Most people have heard horror stories about one parent who intentionally interferes in the relationship that the other has with their children. The idea that one parent could seek sole custody to impede the relationship that the other has with the children is certainly an upsetting notion. Is that scenario likely in a Washington divorce or separation?
Sole custody is an unusual outcome
Most families preparing for separation or divorce will try to reach an agreement on custody matters whatever possible. Sometimes, sole custody is an option because the parents agree it would be the best outcome. When one parent has unstable circumstances or a very demanding job, they may recognize that the other parent in the family is in a better position to meet the children’s needs. Parents can agree to sole custody arrangements and have the Washington courts approve those terms.

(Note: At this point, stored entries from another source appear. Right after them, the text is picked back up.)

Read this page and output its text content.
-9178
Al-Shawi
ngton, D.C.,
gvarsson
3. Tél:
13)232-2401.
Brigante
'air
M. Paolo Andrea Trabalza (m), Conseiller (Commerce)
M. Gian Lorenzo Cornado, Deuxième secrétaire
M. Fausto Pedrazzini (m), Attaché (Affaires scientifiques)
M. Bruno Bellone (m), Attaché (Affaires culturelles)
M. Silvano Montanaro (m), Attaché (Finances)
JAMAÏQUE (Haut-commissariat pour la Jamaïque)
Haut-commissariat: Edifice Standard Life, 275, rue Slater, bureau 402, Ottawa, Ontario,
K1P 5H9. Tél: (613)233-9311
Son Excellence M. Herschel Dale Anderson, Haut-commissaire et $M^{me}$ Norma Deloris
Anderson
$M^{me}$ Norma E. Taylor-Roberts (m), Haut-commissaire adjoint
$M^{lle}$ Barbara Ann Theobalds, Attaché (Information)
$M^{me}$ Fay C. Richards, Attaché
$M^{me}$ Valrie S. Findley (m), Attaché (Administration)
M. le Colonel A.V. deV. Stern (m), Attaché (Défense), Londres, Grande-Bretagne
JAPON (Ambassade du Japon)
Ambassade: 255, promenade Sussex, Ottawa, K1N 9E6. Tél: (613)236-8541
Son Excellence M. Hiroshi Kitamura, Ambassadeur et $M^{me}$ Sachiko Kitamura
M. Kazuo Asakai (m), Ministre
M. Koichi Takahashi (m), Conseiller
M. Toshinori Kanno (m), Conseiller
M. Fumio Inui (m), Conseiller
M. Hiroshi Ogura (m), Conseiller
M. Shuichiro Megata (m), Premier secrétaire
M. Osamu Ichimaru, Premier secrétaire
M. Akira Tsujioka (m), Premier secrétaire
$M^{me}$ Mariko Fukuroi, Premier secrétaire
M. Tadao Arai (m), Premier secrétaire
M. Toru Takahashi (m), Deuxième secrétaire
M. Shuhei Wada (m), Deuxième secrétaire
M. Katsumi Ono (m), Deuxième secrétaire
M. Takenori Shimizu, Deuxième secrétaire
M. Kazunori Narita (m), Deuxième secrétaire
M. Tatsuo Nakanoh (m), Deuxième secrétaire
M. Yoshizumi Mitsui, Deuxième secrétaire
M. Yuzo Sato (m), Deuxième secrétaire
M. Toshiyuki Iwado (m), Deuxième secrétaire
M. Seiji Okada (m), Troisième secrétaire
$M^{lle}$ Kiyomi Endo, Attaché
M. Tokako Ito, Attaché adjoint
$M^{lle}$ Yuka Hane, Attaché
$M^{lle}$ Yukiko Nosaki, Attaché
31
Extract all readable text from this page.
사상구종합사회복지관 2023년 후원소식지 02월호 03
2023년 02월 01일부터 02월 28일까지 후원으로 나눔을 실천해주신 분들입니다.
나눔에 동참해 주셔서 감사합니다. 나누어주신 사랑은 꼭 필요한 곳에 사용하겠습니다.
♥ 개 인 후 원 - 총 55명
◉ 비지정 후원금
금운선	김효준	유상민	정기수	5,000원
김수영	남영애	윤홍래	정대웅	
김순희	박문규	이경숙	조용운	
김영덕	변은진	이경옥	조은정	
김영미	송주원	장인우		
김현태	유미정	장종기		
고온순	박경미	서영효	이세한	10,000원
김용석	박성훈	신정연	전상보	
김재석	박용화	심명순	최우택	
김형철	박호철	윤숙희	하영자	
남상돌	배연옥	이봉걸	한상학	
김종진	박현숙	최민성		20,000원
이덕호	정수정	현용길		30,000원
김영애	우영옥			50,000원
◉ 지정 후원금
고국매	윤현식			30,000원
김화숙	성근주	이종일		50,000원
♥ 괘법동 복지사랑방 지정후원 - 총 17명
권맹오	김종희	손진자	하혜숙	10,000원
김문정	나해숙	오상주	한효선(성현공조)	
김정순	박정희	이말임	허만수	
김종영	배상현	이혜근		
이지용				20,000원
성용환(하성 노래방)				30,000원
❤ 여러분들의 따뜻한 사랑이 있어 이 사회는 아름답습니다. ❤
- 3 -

However, during custody litigation, sole custody orders are less common.
A judge presiding over a family law case in Washington wants to reach a conclusion that is in the best interests of the children. A judge won’t care about the conflict between the parents so much as they will about preserving the parent-child relationships. Factors including the bond each adult has with the children and someone’s living circumstances will influence the exact terms of a custody order.
A sole custody arrangement would likely only occur in cases involving unusual factors. Substantiated claims of child abuse, issues with substance abuse and other scenarios that would endanger the children might inspire a judge to award one parent sole custody. Even when one parent asks for sole custody, the other will have an opportunity to convince the courts that their continued involvement with the children would be best for the kids.
Those who understand the way that the courts approach custody matters may be less likely to make concessions that could have a negative long-term impact on their relationship with their children. Seeking legal guidance and setting achievable goals may help people feel more satisfied with the final outcome of their Washington custody proceedings.